Berlin - Nach der Bundestagswahl stellen sich alle Parteien auf einen langwierigen Machtpoker ein. Auch in der Kulturpolitik wird es bis zur Regierungsbildung eine Hängepartie geben. Dennoch beginnen hinter den Kulissen bereits die Personalspekulationen. Wer könnte in der künftigen Koalition von Bundeskanzlerin Angela Merkel für Kultur und Medien verantwortlich zeichnen? Und was bedeutet das Ausscheiden der FDP für die Kreativszene?
Sicher ist nur: Kulturstaatsminister Bernd Neumann (CDU) bleibt im Amt, bis die neue Regierung steht. Der 71-jährige Bremer hat es sich vor der Wahl offen gehalten, ob er nach acht Jahren als «Beauftragter der Bundesregierung für Kultur und Medien», so sein offizieller Titel, für eine weitere Legislaturperiode zur Verfügung steht.
Merkel weiß den guten Ruf zu schätzen, den der erfahrene Strippenzieher bei vielen Kulturschaffenden hat. Das würde für eine Verlängerung seines Dienstvertrags sprechen. Allerdings hat Neumann auf eine neuerliche Kandidatur für den Bundestag verzichtet. Wie seine Vorgänger gezeigt haben, ist ein Parlamentsmandat für das Amt zwar kein Muss. Es kann aber zusätzliches Gewicht verleihen. Zugleich gibt es in der Fraktion auch jüngere ambitionierte Kulturpolitiker. Und die Zahl der Posten ist begrenzt.
In den Startlöchern steht schon seit längerem Monika Grütters, die als Vorsitzende des Kulturausschusses mit den anstehenden Themen bestens vertraut ist. Die 51-Jährige war Spitzenkandidatin der CDU in Berlin und hatte wegen ihres fest von den Linken abonnierten Wahlkreises im Osten der Stadt (Marzahn-Hellersdorf) lange um den Wiedereinzug ins Parlament gezittert. Mit dem brillanten CDU-Ergebnis schaffte sie den Sprung dann aber locker über die Liste.
Sollte es - was zunächst ja als wahrscheinlichere Lösung gilt – zu einer großen Koalition kommen, stünde mit der derzeitigen Bildungsministerin Johanna Wanka (62) möglicherweise jedoch eine zweite ausgewiesene CDU-Fachfrau im Ring. Denn die SPD würde sich nach Einschätzung von Beobachtern wohl um Wankas Ministerium bewerben - ihr traditionelles Lieblingsressort. Die bisherige Amtschefin Wanka, Nachfolgerin von Annette Schavan, verlöre schon nach wenigen Monaten wieder ihr Ministeramt.
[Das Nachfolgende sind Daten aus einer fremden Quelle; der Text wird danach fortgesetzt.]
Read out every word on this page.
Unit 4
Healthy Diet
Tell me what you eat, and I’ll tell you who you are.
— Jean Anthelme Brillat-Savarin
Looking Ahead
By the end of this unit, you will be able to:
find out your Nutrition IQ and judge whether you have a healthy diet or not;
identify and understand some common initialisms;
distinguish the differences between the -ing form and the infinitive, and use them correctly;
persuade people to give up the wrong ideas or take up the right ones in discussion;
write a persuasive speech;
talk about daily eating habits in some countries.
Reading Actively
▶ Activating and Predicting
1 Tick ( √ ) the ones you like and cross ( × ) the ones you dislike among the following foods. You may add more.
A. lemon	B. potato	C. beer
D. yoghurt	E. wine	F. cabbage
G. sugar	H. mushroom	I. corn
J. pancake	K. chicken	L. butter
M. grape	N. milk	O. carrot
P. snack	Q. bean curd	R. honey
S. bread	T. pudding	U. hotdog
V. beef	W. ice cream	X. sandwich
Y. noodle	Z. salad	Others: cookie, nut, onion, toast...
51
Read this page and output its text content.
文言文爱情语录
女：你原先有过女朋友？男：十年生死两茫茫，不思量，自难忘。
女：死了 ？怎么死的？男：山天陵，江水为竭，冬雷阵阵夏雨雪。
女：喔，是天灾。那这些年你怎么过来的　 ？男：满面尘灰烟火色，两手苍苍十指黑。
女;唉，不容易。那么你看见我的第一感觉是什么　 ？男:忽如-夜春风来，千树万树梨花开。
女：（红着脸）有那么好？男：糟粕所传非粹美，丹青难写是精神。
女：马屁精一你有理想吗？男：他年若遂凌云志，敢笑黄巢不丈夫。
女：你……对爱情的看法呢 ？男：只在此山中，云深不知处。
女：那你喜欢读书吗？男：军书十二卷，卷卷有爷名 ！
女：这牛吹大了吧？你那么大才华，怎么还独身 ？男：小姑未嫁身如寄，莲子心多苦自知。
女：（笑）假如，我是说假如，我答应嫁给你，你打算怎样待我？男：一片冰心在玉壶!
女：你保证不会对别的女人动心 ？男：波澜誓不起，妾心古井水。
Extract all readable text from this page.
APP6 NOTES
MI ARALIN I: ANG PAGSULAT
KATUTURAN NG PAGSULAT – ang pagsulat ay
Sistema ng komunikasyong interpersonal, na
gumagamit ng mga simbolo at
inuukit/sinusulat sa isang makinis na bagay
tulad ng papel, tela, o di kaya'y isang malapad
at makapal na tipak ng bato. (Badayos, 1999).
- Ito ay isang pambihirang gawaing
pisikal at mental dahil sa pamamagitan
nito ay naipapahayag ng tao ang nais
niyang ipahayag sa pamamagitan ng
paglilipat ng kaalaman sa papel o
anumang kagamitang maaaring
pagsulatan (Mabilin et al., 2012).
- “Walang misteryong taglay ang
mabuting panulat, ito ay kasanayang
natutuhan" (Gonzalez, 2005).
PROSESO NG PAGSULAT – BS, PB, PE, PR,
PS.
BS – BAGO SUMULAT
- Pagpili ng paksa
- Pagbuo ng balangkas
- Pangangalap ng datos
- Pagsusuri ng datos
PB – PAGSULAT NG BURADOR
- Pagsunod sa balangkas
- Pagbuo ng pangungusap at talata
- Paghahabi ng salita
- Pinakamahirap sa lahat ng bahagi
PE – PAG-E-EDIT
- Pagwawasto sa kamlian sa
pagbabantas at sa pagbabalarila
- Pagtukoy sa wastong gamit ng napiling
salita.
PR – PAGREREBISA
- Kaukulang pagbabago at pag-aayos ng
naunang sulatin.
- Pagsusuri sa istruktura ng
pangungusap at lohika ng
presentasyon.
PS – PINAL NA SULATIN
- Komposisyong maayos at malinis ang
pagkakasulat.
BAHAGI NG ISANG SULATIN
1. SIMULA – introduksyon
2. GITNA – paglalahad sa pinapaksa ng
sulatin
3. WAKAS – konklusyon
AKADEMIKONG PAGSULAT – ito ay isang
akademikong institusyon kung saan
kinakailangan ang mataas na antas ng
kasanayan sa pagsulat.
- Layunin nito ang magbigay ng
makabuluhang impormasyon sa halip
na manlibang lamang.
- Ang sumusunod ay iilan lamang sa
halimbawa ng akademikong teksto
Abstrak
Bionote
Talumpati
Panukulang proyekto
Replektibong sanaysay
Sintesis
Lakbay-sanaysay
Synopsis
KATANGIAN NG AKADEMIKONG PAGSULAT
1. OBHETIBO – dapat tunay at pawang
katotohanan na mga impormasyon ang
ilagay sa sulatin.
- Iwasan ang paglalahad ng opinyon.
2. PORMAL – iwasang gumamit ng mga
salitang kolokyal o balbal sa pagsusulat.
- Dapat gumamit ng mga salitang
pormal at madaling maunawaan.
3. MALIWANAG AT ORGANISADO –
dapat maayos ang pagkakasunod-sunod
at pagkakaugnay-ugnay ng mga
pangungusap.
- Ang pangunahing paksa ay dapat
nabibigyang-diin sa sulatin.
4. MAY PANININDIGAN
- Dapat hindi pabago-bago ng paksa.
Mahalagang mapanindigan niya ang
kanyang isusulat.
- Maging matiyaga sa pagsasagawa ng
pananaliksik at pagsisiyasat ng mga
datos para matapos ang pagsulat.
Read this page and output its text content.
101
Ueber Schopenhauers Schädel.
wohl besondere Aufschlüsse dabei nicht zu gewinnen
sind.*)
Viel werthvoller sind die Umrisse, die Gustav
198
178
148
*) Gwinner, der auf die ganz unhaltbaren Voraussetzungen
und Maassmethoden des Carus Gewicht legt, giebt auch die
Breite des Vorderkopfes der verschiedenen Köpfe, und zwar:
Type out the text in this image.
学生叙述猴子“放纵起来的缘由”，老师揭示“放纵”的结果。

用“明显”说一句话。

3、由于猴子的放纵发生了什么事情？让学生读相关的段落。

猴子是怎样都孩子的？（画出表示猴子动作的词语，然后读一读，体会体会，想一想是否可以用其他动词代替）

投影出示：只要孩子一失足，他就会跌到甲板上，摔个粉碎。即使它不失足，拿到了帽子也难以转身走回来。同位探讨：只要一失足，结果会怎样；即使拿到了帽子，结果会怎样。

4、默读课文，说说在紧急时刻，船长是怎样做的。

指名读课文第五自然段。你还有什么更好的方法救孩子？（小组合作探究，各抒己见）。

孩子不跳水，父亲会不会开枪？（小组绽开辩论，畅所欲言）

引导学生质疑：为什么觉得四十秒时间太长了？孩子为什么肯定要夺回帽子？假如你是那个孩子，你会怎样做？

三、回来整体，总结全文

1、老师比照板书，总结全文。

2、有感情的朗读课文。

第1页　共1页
Die Verantwortung für die Bundeskultur wäre dann, wenn auch im Staatssekretärsrang, zumindest ein Ersatz - immerhin hat Wanka insgesamt 13 Jahre Erfahrung als Landeskulturministerin, zunächst in Brandenburg und dann in Niedersachsen. Weiterer Pluspunkt fürs Kabinettspuzzle: Sie ist eine Frau aus dem Osten.
Der Deutsche Kulturrat, die Dachorganisation von mehr als 200 Kulturverbänden, hofft allerdings auf eine andere Lösung. «DieKulturpolitik muss auf Bundesebene endlich mit einem richtigen Ministerium vertreten sein», sagte Geschäftsführer Olaf Zimmermann der Nachrichtenagentur dpa. Er hofft, dass sich die SPD in einem Bündnis mit der CDU diese Forderung des Kulturrats auf die Fahnen schreibt.
Der Mann dafür stünde schon bereit. SPD-Kanzlerkandidat Peer Steinbrück hatte für diesen Bereich den 55-jährigen Kulturmanager Oliver Scheytt aus Essen in sein Schattenkabinett berufen. Natürlich könnte der rote Gefolgsmann kaum in Merkels Kanzleramt wechseln - dort ist das Amt des Kulturstaatsministers bisher angesiedelt. Gäbe es jedoch ein eigenständiges Haus, würden die Karten neu gemischt.
In jedem Fall erwarten sich viele Kulturschaffende nach dem spektakulären Scheitern der FDP neue Bewegung in Sachfragen. Die Liberalen hatten in der schwarz-gelben Koalition bei wichtigen Anliegen wie der Sicherung der Künstlersozialkasse und der Reform des Urheberrechts erheblich auf die Bremse getreten. Sowohl mit der SPD wie auch mit den Grünen hätte die Union hier deutlich mehr Gemeinsamkeiten. Aber wie gesagt: Bis zur Partnerkür kann es noch ein recht langer Weg sein.